Но вот показалось длинное, мрачное здание тюрьмы за каменной стеной. Кострикову вспомнилась старая тюремная песня:

Изможденных, перемерзших арестантов, одетых в тряпье и черные тюремные шинели, построили перед воротами, пересчитали и пропустили в тюрьму.

Кострикова отвели в политический корпус — в крепость — и заперли в одиночку. Он разделся, прошелся от дверей до окна и, увидев на стене им же выцарапанные буквы «С. К.» и дату, грустно улыбнулся:

«Здравствуй, моя старушка хозяюшка! Как говорят, я уже имел честь отгостить у тебя...» Он подошел к окну, взглянул на снежные крыши, где вихрился под ветром снег, и вздохнул: «Что-то меня ожидает в Томске на этот раз? Вдруг упекут на каторгу...»

Походив по камере, Костриков почувствовал слабость, прилег. «Этот этап здорово измотал меня. Однако киснуть не приходится. Впереди — серьезная борьба, а может быть, и схватка с «правосудием». Я должен быть бодрым и полным сил. Еще неизвестно, как повернутся события».

Он поднялся, заставил себя сделать гимнастику и сел за письмо Марусе.
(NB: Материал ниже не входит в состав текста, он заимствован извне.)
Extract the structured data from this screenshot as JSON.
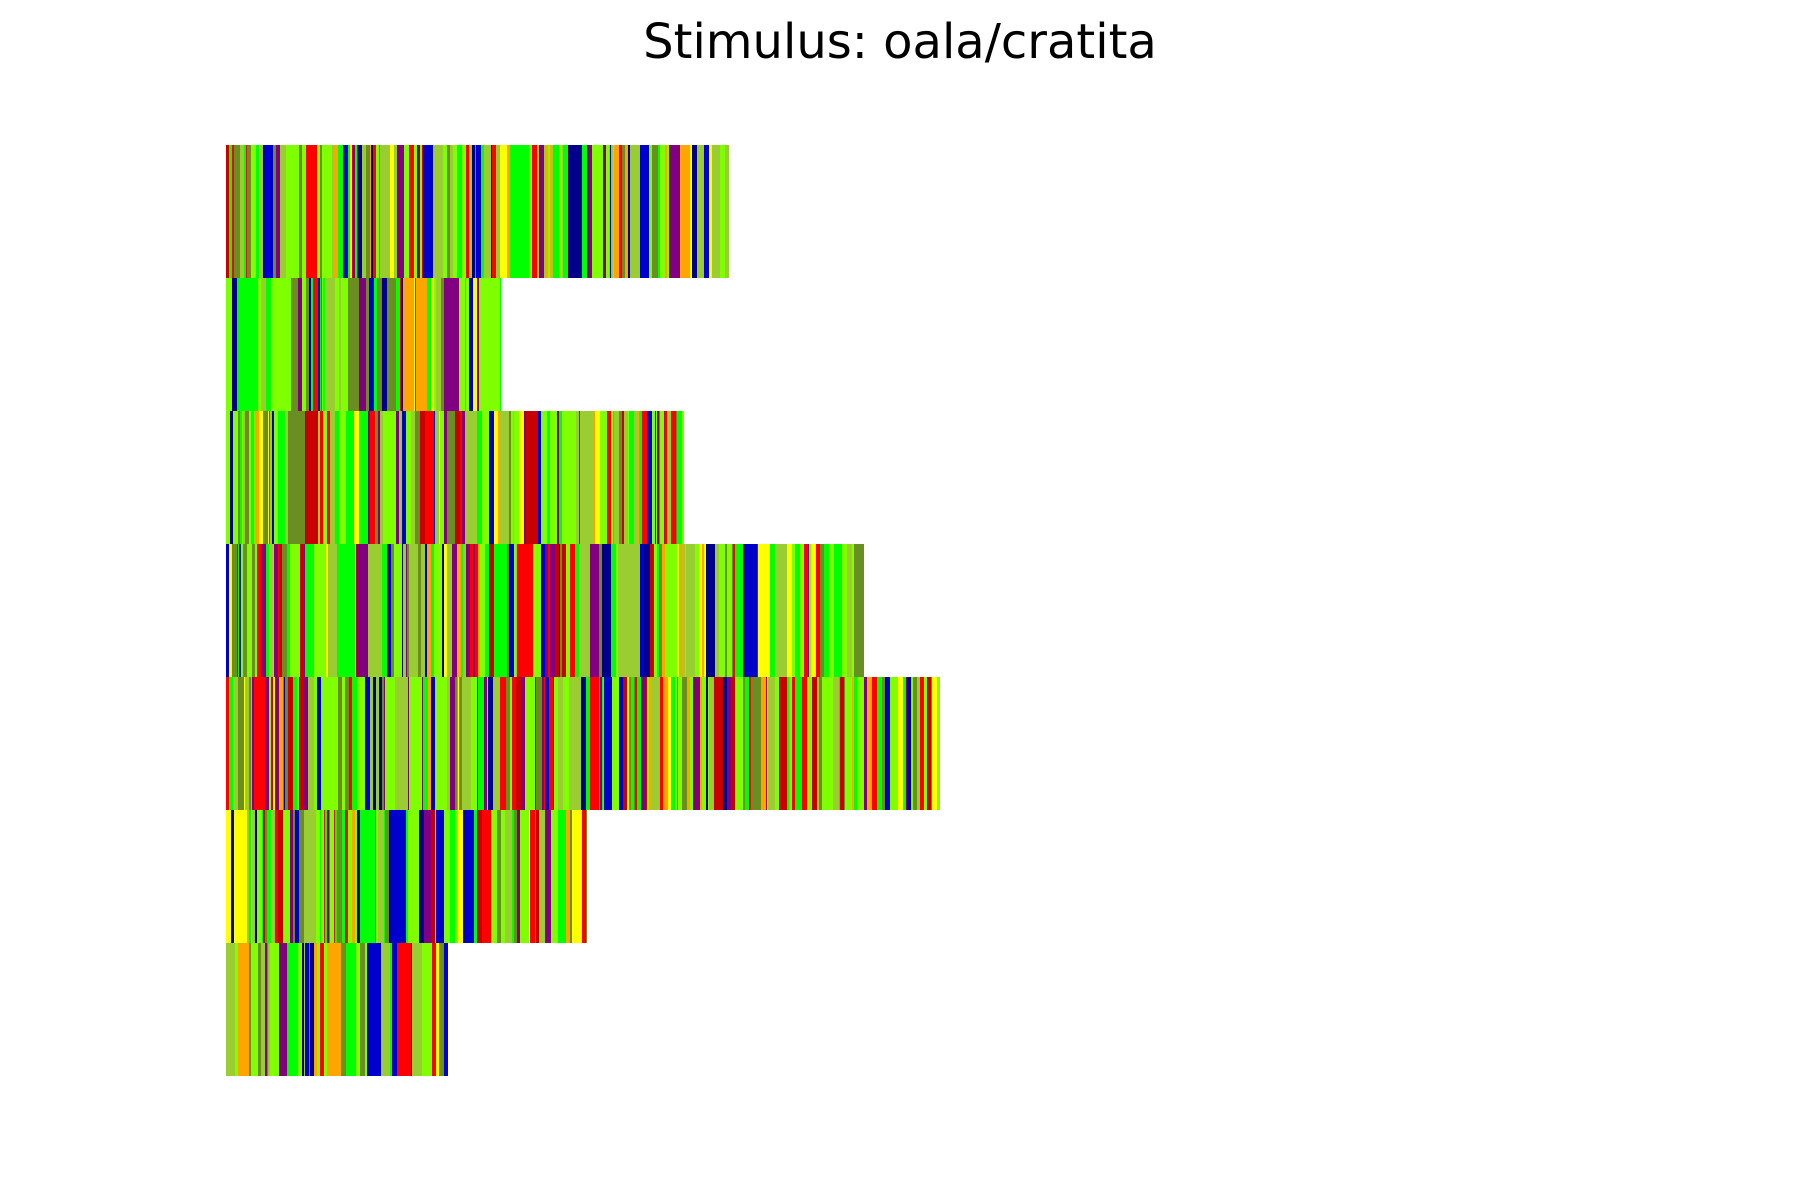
{
  "chart_data": {
    "type": "heatmap",
    "title": "Stimulus: oala/cratita",
    "xlabel": "",
    "ylabel": "",
    "axes_visible": false,
    "grid": false,
    "orientation": "horizontal",
    "row_count": 7,
    "row_lengths_relative": [
      0.705,
      0.385,
      0.642,
      0.894,
      1.0,
      0.505,
      0.311
    ],
    "palette": [
      "#FFA500",
      "#FFFF00",
      "#7FFF00",
      "#00FF00",
      "#6B8E23",
      "#C80000",
      "#FF0000",
      "#800080",
      "#0000CD",
      "#00008B",
      "#9ACD32"
    ],
    "palette_weights": [
      5,
      5,
      22,
      12,
      14,
      4,
      6,
      8,
      6,
      3,
      15
    ],
    "colors_that_matter": {
      "background": "#FFFFFF",
      "title": "#000000"
    }
  }
}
Письмо получилось ободряющее, задушевное и заканчивалось так:

«Ничего страшного мне не предстоит... Будущее за нами: впереди так много времени. Энергия, сила воли, твердость в достижении цели — и никакое препятствие не будет страшно...»

Отправив письмо, Костриков пытался установить связи с томскими революционерами, томящимися в тюрьме. Ему необходимо было знать, арестованы ли Михаил Попов и Герасим Шпилев, с которыми он сооружал подпольную типографию.